SciPy/Numpy seems to support many filters, but not the root-raised cosine filter. Is there a trick to easily create one rather than calculating the transfer function? An approximation would be fine as well.
The commpy
package has several filters included with it. The order of return variables was switched in an earlier version (as of this edit, current version is 0.8.0). To install, follow instructions here or here.
Here's an example for 1024 symbols of QAM16:
import numpy as np
from commpy.modulation import QAMModem
from commpy.filters import rrcosfilter
N = 1024 # Number of symbols. Also, the filter length in samples.
os = 8 # Over-sampling factor
# Create modulation. QAM16 makes 4 bits/symbol
mod1 = QAMModem(16)
# Generate the bit stream for N symbols
sB = np.random.randint(0, 2, N*mod1.num_bits_symbol)
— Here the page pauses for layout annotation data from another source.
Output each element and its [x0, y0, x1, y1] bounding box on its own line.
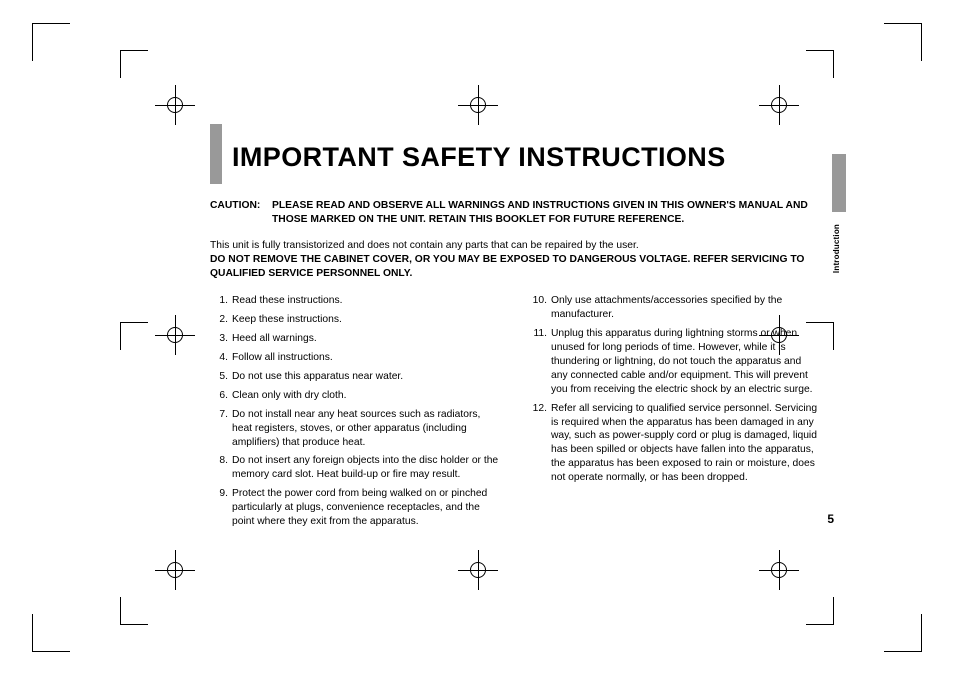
- frame-line: [806, 624, 834, 625]
- frame-line: [884, 23, 922, 24]
- instruction-columns: 1. Read these instructions. 2. Keep these i…: [210, 294, 820, 533]
- item-text: Unplug this apparatus during lightning s…: [551, 327, 820, 396]
- item-text: Clean only with dry cloth.: [232, 389, 501, 403]
- frame-line: [120, 50, 148, 51]
- frame-line: [921, 614, 922, 652]
- item-number: 10.: [529, 294, 547, 322]
- item-text: Protect the power cord from being walked…: [232, 487, 501, 529]
- frame-line: [884, 651, 922, 652]
- item-number: 3.: [210, 332, 228, 346]
- safety-item: 2. Keep these instructions.: [210, 313, 501, 327]
- caution-text: PLEASE READ AND OBSERVE ALL WARNINGS AND…: [272, 199, 820, 227]
- caution-block: CAUTION: PLEASE READ AND OBSERVE ALL WAR…: [210, 199, 820, 227]
- right-column: 10.Only use attachments/accessories spec…: [529, 294, 820, 533]
- frame-line: [120, 322, 121, 350]
- page-title: IMPORTANT SAFETY INSTRUCTIONS: [232, 142, 820, 173]
- frame-line: [120, 624, 148, 625]
- item-text: Follow all instructions.: [232, 351, 501, 365]
- safety-item: 8.Do not insert any foreign objects into…: [210, 454, 501, 482]
- frame-line: [32, 23, 70, 24]
- safety-item: 1. Read these instructions.: [210, 294, 501, 308]
- safety-list-right: 10.Only use attachments/accessories spec…: [529, 294, 820, 485]
- safety-item: 4. Follow all instructions.: [210, 351, 501, 365]
- section-tab: [832, 154, 846, 212]
- registration-mark-icon: [458, 85, 498, 125]
- intro-bold: DO NOT REMOVE THE CABINET COVER, OR YOU …: [210, 254, 804, 279]
- safety-list-left: 1. Read these instructions. 2. Keep these i…: [210, 294, 501, 528]
- frame-line: [833, 597, 834, 625]
- item-number: 1.: [210, 294, 228, 308]
- registration-mark-icon: [155, 315, 195, 355]
- page-number: 5: [827, 512, 834, 526]
- frame-line: [921, 23, 922, 61]
- safety-item: 10.Only use attachments/accessories spec…: [529, 294, 820, 322]
- item-number: 5.: [210, 370, 228, 384]
- caution-label: CAUTION:: [210, 199, 272, 227]
- registration-mark-icon: [759, 85, 799, 125]
- intro-plain: This unit is fully transistorized and do…: [210, 240, 639, 251]
- left-column: 1. Read these instructions. 2. Keep these i…: [210, 294, 501, 533]
- item-text: Do not install near any heat sources suc…: [232, 408, 501, 450]
- item-text: Do not insert any foreign objects into t…: [232, 454, 501, 482]
- safety-item: 7.Do not install near any heat sources s…: [210, 408, 501, 450]
- item-number: 6.: [210, 389, 228, 403]
- item-text: Keep these instructions.: [232, 313, 501, 327]
- frame-line: [833, 50, 834, 78]
- safety-item: 6. Clean only with dry cloth.: [210, 389, 501, 403]
- registration-mark-icon: [458, 550, 498, 590]
- intro-paragraph: This unit is fully transistorized and do…: [210, 239, 820, 281]
- frame-line: [806, 50, 834, 51]
- item-number: 2.: [210, 313, 228, 327]
- item-number: 12.: [529, 402, 547, 485]
- item-number: 9.: [210, 487, 228, 529]
- item-text: Do not use this apparatus near water.: [232, 370, 501, 384]
- frame-line: [32, 651, 70, 652]
- registration-mark-icon: [759, 550, 799, 590]
- manual-page: IMPORTANT SAFETY INSTRUCTIONS CAUTION: P…: [0, 0, 954, 675]
- frame-line: [833, 322, 834, 350]
- frame-line: [120, 50, 121, 78]
- safety-item: 11.Unplug this apparatus during lightnin…: [529, 327, 820, 396]
- safety-item: 5. Do not use this apparatus near water.: [210, 370, 501, 384]
- frame-line: [120, 597, 121, 625]
- frame-line: [120, 322, 148, 323]
- frame-line: [32, 614, 33, 652]
- item-text: Only use attachments/accessories specifi…: [551, 294, 820, 322]
- item-text: Heed all warnings.: [232, 332, 501, 346]
- item-number: 8.: [210, 454, 228, 482]
- item-number: 11.: [529, 327, 547, 396]
- registration-mark-icon: [155, 550, 195, 590]
- item-number: 4.: [210, 351, 228, 365]
- item-text: Read these instructions.: [232, 294, 501, 308]
- content-area: IMPORTANT SAFETY INSTRUCTIONS CAUTION: P…: [210, 138, 820, 534]
- registration-mark-icon: [155, 85, 195, 125]
- safety-item: 12.Refer all servicing to qualified serv…: [529, 402, 820, 485]
- item-text: Refer all servicing to qualified service…: [551, 402, 820, 485]
- section-label: Introduction: [832, 224, 841, 273]
- safety-item: 9.Protect the power cord from being walk…: [210, 487, 501, 529]
- item-number: 7.: [210, 408, 228, 450]
- safety-item: 3. Heed all warnings.: [210, 332, 501, 346]
- frame-line: [32, 23, 33, 61]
# Generate N complex-integer valued symbols
sQ = mod1.modulate(sB)
sQ_upsampled = np.zeros(os*(len(sQ)-1)+1,dtype = np.complex64)
sQ_upsampled[::os] = sQ
# Create a filter with limited bandwidth. Parameters:
# N: Filter length in samples
# 0.8: Roll off factor alpha
# 1: Symbol period in time-units
# os: Sample rate in 1/time-units
sPSF = rrcosfilter(N, alpha=0.8, Ts=1, Fs=os)[1]
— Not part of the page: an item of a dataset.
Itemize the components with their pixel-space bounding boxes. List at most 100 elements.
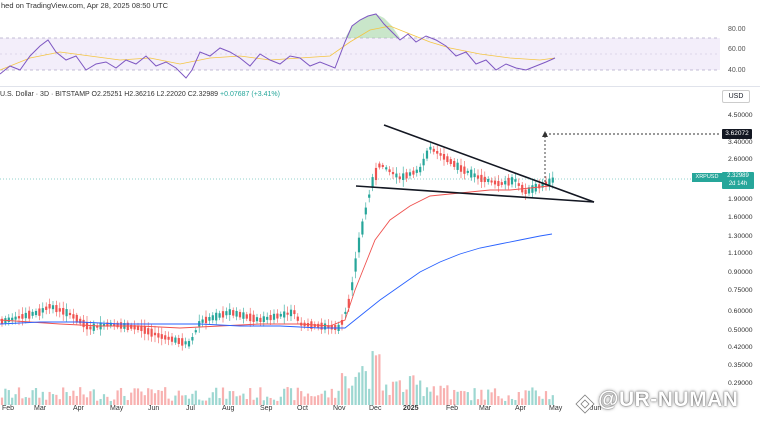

# Analog signal has N/2 leading and trailing near-zero samples
qW = np.convolve(sPSF, sQ_upsampled)
Here's some explanation of the parameters. N
is the number of baud samples. You need 4 times as many bits (in the case of QAM) as samples. I made the sPSF
array return with N
elements so we can see the signal with leading and trailing samples. See the Wikipedia Root-raised-cosine filter page for explanation of parameter alpha
. Ts
is the symbol period in seconds and Fs
is the number of filter samples per Ts
. I like to pretend Ts=1
to keep things simple (unit symbol rate). Then Fs
is the number of complex waveform samples per baud point.
If you use return element 0 from rrcosfilter
to get the sample time indexes, you need to insert the correct symbol period and filter sample rate in Ts
and Fs
for the index values to be correctly scaled.